According to a study published recently by Technology Strategies International, Inc. (TSI), virtual currencies are likely to be a major disruptive force within the next decade.
The report, entitled “The Future of Virtual Currencies 2014,” speculates that virtual currencies such as Bitcoin have grown to the point that there is literally no stopping these new innovative technologies that are cropping up every day. Finally, the report advises organizations that want to avoid being pulled under by this wave to begin preparing themselves now.
The focus of the report was not Bitcoin itself. Instead it studied blockchain technology. Bitcoin, the first use of this technology, appeared in 2009, and since that launch, there have been more than 1,700 new virtual currencies. Not all of these currencies have survived. Many have been recognized as “scam coins” by a vigilant community. These coins were introduced by criminals as a way to generate Bitcoins, and while there are still about 700 coins still operating, only 35 have reached market valuations of more than US$1 million, according to the report.
Christie Christelis, president of TSI said:
“There was a strong surge in the number of virtual currency announcements shortly after Bitcoin’s market capitalization hit $1 billion and the number of virtual currencies on the market has accelerated since then, exceeding the number of fiat currencies by June 2013.”

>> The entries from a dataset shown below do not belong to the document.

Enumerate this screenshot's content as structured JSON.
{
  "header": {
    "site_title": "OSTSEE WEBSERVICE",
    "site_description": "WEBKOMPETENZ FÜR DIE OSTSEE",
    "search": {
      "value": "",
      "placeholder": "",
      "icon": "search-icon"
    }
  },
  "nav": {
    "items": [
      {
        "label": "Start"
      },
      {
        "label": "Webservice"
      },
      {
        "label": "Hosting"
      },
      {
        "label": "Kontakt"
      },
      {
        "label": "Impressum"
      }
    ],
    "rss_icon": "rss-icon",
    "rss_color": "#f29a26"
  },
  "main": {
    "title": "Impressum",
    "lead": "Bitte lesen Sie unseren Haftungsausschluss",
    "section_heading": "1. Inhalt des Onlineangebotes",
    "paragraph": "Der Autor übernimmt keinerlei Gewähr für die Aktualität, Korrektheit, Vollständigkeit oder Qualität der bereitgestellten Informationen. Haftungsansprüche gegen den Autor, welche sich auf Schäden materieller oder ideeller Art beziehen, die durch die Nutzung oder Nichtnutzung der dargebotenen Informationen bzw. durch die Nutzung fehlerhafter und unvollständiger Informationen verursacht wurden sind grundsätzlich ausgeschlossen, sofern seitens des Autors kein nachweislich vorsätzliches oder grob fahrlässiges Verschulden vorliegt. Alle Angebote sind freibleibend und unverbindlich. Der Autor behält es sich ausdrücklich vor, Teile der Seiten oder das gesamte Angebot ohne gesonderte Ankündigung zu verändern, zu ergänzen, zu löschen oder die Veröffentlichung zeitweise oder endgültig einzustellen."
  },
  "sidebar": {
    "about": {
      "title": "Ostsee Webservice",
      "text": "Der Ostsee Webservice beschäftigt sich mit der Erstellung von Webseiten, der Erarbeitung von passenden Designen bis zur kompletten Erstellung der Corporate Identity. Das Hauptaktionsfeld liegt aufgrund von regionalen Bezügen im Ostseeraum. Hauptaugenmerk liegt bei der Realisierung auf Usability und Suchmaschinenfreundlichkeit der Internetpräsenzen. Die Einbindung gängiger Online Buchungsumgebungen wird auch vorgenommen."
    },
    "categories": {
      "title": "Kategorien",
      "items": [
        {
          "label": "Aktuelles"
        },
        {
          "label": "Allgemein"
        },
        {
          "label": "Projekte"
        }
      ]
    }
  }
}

The difference in flexibility between fiat currencies and those generated by a blockchain is a major factor in the report’s conclusion. New currencies are developed to improve the Bitcoin protocol, and others are developed to extend functionality, or improve speed and security of transactions. Companies also that develop a coin and use their particular product as a base for the currency itself. This type of currency flexibility is what makes the idea so strong, according to Christelis:
“The idea of decentralized trustless systems is revolutionary, but the real potential for disruption comes about through the ability to implement them and find compelling business models. The open protocols on which these virtual currencies are based, together with the highly collaborative innovation processes at work amongst the different [development] communities, has created such a stimulating environment for innovation that it is impossible to halt it. And these innovations aren’t only focused on financial applications of virtual currencies.”
But the report also notes that the direction and speed of these new currencies will depend in part on government regulation. The venture capitalists have already invested nearly US$500 million in hopes of getting out in front before the rest of their particular industry. But currencies are not the only way that the blockchain can be used, as many so-called Bitcoin 2.0 ventures are demonstrating. The development of smart contracts, colored coins and entire decentralized autonomous organizations—including governments, as suggested by Bitnation—presents a whole new aspect to the blockchain that extends far beyond simple finance.
The report states that while about 50% of online adult consumers are aware of virtual currencies, actual use of the currencies is still very limited. Despite the bad media attention usually focused on Bitcoin, the report says that about one in five consumers plans to make use of virtual currencies soon, which would produce an extremely rapid growth. The currencies themselves have not yet been regulated in any country, and most nations are concentrating on regulating “gateways,” more to keep them in compliance with money laundering regulations than to protect consumers from fraud.